Hepatitis – E-virus (HEV) is een niet-ontwikkeld, positief-streng RNA-virus dat voornamelijk via de orale route wordt overgedragen en bij de mens acute hepatitis-E veroorzaakt . HEV-infectie kan leiden tot schadelijke prognosten, bijvoorbeeld levensfalen, ernstige acute hepatitis, chronische infectie in het getransplanteerde orgaan en bij immunosuppressiepatiënten, en hoge mortaliteit bij zwangere vrouwen . Naast bevestigde infectie bij mensen infecteren HEV ‘ s ook dieren en kunnen ze van dieren op mensen worden overgedragen; de incidentie van hepatitis E-infectie in de ontwikkelde landen is ook aanzienlijk toegenomen . Deze bevindingen wijzen erop dat HEV een bedreiging vormt voor de volksgezondheid over de hele wereld .
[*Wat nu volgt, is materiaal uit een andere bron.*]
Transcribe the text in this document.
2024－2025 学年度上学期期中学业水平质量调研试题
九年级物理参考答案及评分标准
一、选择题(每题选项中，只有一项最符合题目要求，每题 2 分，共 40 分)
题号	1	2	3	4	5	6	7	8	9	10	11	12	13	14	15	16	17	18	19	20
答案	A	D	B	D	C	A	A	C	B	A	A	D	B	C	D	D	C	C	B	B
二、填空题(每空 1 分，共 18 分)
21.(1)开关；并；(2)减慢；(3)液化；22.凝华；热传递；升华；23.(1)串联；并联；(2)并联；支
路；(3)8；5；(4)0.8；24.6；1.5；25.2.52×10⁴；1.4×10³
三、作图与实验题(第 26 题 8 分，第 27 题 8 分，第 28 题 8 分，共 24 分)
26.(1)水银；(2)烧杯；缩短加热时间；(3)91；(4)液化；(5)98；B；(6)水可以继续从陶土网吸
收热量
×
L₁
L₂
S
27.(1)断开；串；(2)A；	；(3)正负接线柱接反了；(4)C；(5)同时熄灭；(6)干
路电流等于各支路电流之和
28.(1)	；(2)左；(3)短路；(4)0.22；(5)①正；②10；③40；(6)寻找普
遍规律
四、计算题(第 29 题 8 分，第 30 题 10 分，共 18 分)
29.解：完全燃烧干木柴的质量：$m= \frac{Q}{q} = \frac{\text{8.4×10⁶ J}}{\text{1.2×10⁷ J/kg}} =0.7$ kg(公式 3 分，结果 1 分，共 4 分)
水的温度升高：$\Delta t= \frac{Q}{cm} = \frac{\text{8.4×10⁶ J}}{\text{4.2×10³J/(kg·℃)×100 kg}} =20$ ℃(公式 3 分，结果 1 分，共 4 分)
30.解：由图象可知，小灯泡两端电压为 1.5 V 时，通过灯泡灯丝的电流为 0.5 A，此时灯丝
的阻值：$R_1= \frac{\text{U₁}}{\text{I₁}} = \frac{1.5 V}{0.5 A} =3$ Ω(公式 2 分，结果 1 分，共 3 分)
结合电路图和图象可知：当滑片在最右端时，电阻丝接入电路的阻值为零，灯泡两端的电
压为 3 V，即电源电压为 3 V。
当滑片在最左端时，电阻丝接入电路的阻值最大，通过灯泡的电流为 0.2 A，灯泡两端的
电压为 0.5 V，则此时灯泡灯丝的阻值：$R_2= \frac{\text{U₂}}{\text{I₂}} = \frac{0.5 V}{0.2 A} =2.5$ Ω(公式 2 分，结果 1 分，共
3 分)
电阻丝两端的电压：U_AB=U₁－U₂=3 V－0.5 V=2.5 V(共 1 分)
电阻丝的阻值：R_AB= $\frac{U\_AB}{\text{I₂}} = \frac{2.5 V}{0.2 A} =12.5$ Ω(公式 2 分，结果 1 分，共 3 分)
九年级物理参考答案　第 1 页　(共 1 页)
hoewel één serotype is herkend, kunnen HEV-isolaten, afkomstig uit verschillende gebieden over de hele wereld, worden ingedeeld in vier belangrijke genotypen . HEV ‘ s van genotypen 1 en 2 verschillen van genotypen 3 en 4 in hun epidemiologische, antigene en immunogene kenmerken .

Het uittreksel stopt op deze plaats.